Review by Frank Plowright
From today’s perspective a comic strip advertising anything instantly nails it to a byegone era, which isn’t entirely true, but they’re a microcosm of print adverts, which are in decline everywhere. It wasn’t always that way. Steven Brower’s enthusiastic presentation contextualises how from the earliest days of newspaper strips, creating advertising strips was a lucrative sideline. Indeed, advertising became a main career for more talented comic artists in the 1940s and 1950s. If not creating continuing product boosting strips, once syndicated around the USA, there was the option of storyboarding TV ads. An earlier generation of cartoonists were famous enough to supply endorsements. Did George McManus really rate Rheingold beer? A year before his death he was happily extolling its extra dry quality. Over a dozen introductory pages Brower draws the connections between the advertising agencies and known comic creators, before the meat of Comics Ad Men, page after page of strips and illustrations most fans have never seen by names to salivate over. Don’t skip the introduction on the way to the gold mine as it’s also treasure packed. Did you know Green Lantern’s creator Martin Nodell, along with fellow DC alumni Sheldon Moldoff and Bill Finger, also created the Pillsbury Doughboy?

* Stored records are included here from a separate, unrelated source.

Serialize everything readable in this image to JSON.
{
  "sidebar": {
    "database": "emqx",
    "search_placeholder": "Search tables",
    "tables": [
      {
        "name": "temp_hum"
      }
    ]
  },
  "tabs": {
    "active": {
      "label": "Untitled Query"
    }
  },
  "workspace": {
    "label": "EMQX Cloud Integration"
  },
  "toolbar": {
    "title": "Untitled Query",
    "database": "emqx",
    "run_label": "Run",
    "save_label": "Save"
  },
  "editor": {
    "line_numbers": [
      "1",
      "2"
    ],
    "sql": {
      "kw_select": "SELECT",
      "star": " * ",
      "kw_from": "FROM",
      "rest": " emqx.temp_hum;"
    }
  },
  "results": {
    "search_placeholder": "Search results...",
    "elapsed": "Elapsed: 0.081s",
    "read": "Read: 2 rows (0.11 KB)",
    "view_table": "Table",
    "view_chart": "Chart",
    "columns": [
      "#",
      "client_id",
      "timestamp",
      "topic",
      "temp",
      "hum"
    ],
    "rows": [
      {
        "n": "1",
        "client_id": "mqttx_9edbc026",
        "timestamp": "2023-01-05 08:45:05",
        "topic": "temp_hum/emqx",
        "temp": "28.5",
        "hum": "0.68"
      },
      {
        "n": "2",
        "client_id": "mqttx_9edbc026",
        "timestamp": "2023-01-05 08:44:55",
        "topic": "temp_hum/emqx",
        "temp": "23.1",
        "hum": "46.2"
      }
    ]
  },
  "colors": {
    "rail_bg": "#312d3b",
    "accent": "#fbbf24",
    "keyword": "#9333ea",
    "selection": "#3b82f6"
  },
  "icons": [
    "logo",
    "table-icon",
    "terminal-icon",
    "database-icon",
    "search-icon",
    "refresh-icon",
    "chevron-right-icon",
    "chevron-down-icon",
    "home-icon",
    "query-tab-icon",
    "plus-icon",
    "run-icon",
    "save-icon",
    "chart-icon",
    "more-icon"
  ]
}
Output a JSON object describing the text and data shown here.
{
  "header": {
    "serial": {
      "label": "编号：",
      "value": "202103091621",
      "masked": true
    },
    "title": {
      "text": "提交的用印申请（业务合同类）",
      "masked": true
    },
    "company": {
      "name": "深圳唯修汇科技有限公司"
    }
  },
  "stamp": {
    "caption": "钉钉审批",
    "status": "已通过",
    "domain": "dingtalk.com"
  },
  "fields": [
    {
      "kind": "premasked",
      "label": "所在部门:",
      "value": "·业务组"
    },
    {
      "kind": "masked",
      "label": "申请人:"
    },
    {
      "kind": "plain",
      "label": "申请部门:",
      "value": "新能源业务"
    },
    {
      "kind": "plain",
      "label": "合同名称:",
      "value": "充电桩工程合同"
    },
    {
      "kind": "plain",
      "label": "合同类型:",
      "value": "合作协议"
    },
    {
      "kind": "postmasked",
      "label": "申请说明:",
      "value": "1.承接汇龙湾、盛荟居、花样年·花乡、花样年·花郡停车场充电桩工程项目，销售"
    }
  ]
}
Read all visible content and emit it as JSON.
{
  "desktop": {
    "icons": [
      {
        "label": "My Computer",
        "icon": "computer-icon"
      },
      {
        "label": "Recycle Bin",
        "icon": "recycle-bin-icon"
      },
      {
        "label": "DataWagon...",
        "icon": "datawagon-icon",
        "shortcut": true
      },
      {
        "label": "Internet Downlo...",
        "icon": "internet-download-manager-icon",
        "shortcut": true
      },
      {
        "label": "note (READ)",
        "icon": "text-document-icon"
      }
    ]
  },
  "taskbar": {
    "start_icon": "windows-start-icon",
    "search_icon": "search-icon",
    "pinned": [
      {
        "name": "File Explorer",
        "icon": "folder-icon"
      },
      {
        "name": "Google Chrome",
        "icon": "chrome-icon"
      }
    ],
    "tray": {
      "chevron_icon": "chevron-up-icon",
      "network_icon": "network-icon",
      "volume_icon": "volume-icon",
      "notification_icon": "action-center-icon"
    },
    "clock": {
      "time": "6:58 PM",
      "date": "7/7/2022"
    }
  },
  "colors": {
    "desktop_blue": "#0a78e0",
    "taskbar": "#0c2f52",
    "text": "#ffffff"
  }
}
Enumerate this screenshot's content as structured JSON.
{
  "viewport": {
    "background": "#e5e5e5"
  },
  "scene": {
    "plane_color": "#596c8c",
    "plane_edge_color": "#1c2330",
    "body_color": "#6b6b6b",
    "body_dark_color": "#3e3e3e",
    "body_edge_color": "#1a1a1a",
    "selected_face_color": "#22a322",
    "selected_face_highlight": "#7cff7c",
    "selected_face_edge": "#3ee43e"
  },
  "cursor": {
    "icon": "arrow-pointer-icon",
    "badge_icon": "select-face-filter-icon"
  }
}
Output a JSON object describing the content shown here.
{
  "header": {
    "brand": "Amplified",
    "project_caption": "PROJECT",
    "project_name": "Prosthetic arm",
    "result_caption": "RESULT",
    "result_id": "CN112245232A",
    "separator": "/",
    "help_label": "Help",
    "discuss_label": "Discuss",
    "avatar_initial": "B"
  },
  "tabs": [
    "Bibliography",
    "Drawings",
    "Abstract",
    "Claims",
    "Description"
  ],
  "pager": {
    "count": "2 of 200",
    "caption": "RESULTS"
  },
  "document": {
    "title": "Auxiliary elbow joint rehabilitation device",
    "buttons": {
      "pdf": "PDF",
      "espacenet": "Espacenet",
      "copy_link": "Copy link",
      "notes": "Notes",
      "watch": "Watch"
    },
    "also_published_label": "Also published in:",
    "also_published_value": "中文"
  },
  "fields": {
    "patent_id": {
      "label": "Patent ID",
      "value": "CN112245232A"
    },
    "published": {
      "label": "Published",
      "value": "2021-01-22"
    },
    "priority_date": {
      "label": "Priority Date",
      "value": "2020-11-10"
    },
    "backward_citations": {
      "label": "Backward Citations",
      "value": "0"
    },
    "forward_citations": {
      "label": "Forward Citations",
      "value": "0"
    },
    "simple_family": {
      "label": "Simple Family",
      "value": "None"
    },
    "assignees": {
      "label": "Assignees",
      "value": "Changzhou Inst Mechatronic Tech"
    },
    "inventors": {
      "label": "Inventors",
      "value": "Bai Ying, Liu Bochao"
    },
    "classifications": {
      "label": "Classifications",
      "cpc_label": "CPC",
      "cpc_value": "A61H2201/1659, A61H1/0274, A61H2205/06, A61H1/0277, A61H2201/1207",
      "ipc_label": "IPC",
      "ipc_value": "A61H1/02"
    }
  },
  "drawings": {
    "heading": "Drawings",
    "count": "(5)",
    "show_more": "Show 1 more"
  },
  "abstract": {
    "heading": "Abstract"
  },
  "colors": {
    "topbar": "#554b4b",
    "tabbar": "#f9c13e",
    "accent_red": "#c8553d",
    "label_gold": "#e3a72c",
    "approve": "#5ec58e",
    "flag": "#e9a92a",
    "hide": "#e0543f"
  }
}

The sample strips combine advertising work from Dik Browne, Lou Fine and Creig Flessel in three very different styles, Flessel’s horror approach positively eye-opening. Another allegedly true story adapted by Flessel and showcasing the power of Eveready batteries in a torch is even more horrific. Other known names whose work features include Neal Adams, Dick Ayres, Jack Davis, Hank Ketchum, Mort Meskin, Frank Robbins, Noel Sickles, Joe Simon and Wally Wood. While all artists featured began in comics, some switched very quickly to advertising and their names aren’t as familiar despite talent to match the artists who are known. Jack Betts can switch between equally polished naturalism and cartooning, Jacob Landau’s illustrations are extraordinary, and Marvin Stein’s work is fantastic whether cartooning, illustrating or creating strips.
While Brower’s purpose is to present the artists, the content holds an inevitable fascination, the glimpses back to a time when it was perfectly acceptable to title a strip ‘You Can’t Believe a Woman!’. The constant flow of cigarette ads surprises. Bob Bugg has Sgt Bilko punting Camel, a bunch of walkers lost in the woods in Tom Scheuer’s strip find comfort in Viceroy, and in pre-Marlboro days Philip Morris apparently had a man’s kind of mildness in Alex Kotzky’s continuing Duke Handy strips.
Anyone longing to see the Roller Disco Devils terrorising the town again won’t find them among the three Hostess Fruit Pie ads featured, so Comics Ad Men is far from exhaustive. It’s a prime sampler, though, and begs for a more thorough exploration.